Nicolasa no sabe quién le dejó la llave de la ermita a Gudiol ni quién le dio permiso para arrancar las pinturas. Solo sabe que las iba separando del muro "con unos paños" y las colocaba luego ordenadamente en el suelo, delante del altar. No hacía mucho que se habían descubierto o, al menos, que alguien de fuera se había enterado de lo que todos en el pueblo sabían ya: que debajo de la cal, en la pared de la cabecera, había pinturas antiguas.

Nicolasa no se fiaba. Le habían dicho que se las iban a llevar a restaurar a Barcelona, así que habló con Gudiol mientras este trabajaba. "¿A Barcelona se las lleva?". "Pues sí, señora". "¿Y qué imitación nos devolverán de allí?". "¿Cómo dice?". "Mire usted: lo que se va a Barcelona ya no vuelve; así que si quiere sacar las pinturas, habrá de pasar por encima de mí". Asegura Nicolasa que Gudiol no apeló a ningún permiso municipal ni del obispado y que solo sonrió, sin contestar.
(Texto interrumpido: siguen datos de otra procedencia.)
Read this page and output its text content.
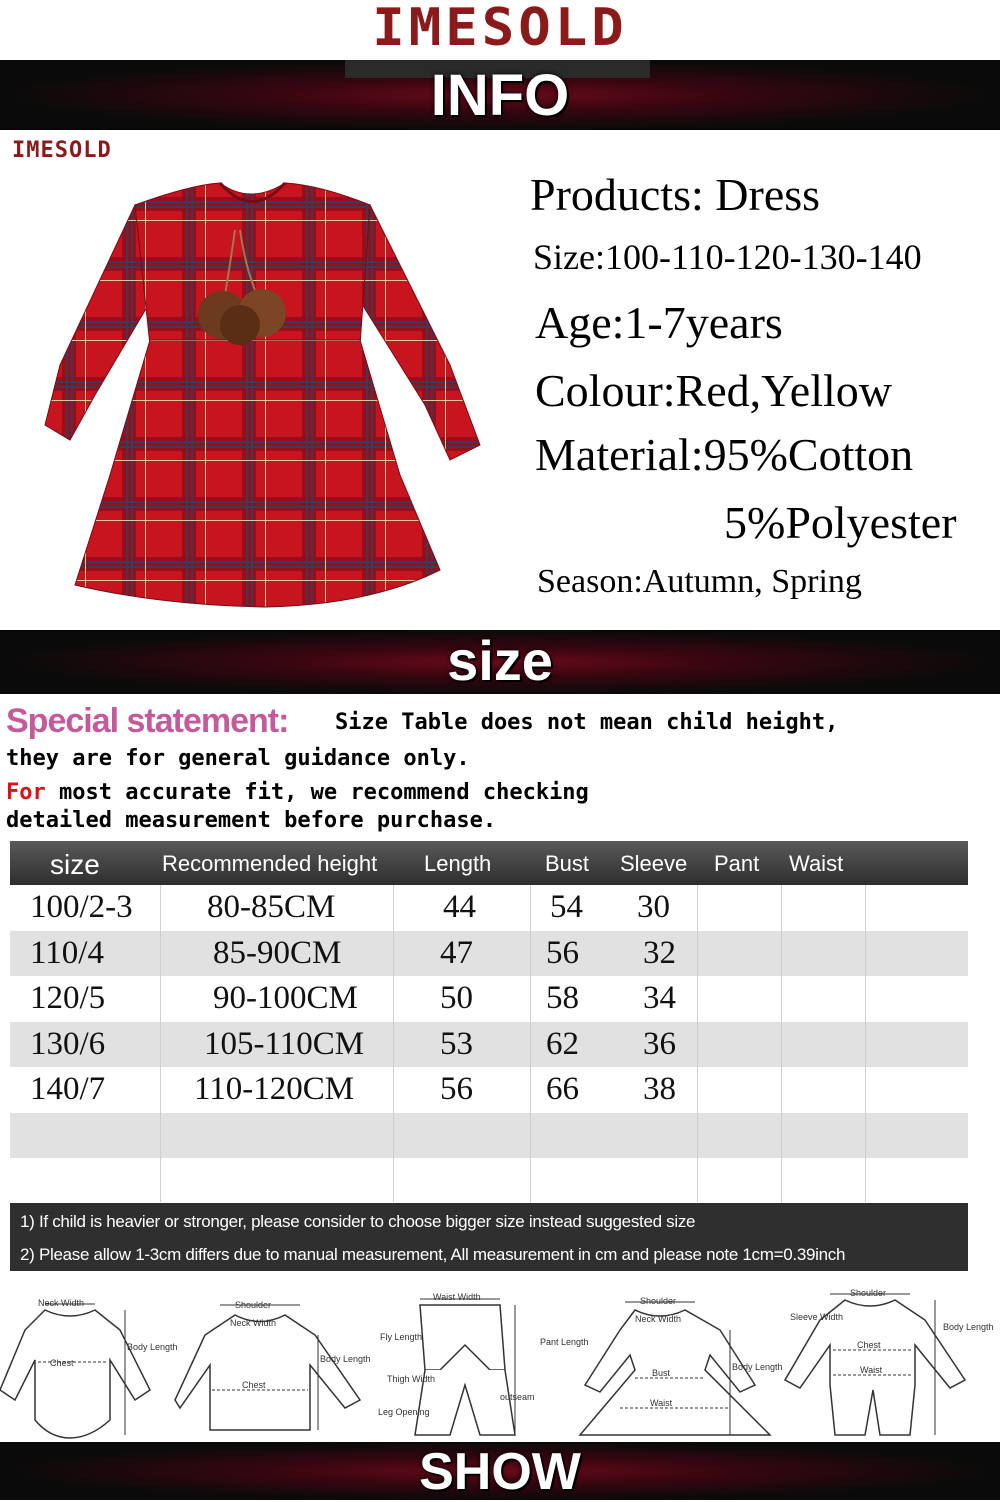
IMESOLD
INFO
IMESOLD
Products: Dress
Size:100-110-120-130-140
Age:1-7years
Colour:Red,Yellow
Material:95%Cotton
5%Polyester
Season:Autumn, Spring
size
Special statement: Size Table does not mean child height,
they are for general guidance only.
For most accurate fit, we recommend checking
detailed measurement before purchase.
size	Recommended height Length Bust Sleeve Pant Waist
100/2-3 80-85CM	44 54 30
110/4	85-90CM	47 56 32
120/5	90-100CM 50 58 34
130/6	105-110CM 53 62 36
140/7	110-120CM	56 66 38
1) If child is heavier or stronger, please consider to choose bigger size instead suggested size
2) Please allow 1-3cm differs due to manual measurement, All measurement in cm and please note 1cm=0.39inch
Neck Width
Chest
Body Length
Shoulder
Neck Width
Chest
Body Length
Waist Width
Fly Length	Pant Length
Thigh Width
outseam
Leg Opening
Shoulder
Neck Width
Bust
Body Length
Waist
Shoulder
Sleeve Width
Body Length
Chest
Waist
SHOW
Pero que las pinturas no salieron de Murillo. Su marido, Jesús, concreta la fecha: fue a principios de los ochenta. Gudiol, en efecto, no sacó del pueblo las pinturas sino que las restauró allí mismo, en el Parador. Las dejó traspasadas sobre unos paneles de madera y se marchó.

Tuvo que colocar los paneles en el muro un carpintero del pueblo que, según parece, no hizo un trabajo del todo fino. Con la restauración posterior de la ermita, además, la superficie del muro que no tenía pinturas fue cubierta con una capa de cemento. Y ahora las pinturas se están levantando de su soporte. Marta, la alcaldesa, profesora de secundaria titulada en restauración (bueno, ahora es diputada), señala agudamente los problemas: los actuales y los derivados de un traspaso hecho con menos cuidado del necesario. Sobre la capa pictórica hay acumulaciones de cola e incluso restos de la tela empleada para el arranque.

Falta por saber qué ocurrió en realidad con esas pinturas, quién dio la orden de arrancarlas y por qué fueron separadas de su soporte original para volverlas a colocar sobre el muro acto seguido. Todo esto hay que averiguarlo en los archivos. Pero lo cuento ahora porque es necesario llamar la atención de las instituciones: esas pinturas necesitan ser restauradas. Ya.

Lo cuento también para agradecer sus desvelos a Nicolasa, a Jesús, a Marta y a la gente de Murillo de Gállego. Gracias por haber cuidado del patrimonio, por haberlo preservado tantos años, por contribuir a mantenerlo con vuestras propias fuerzas y con tanto amor.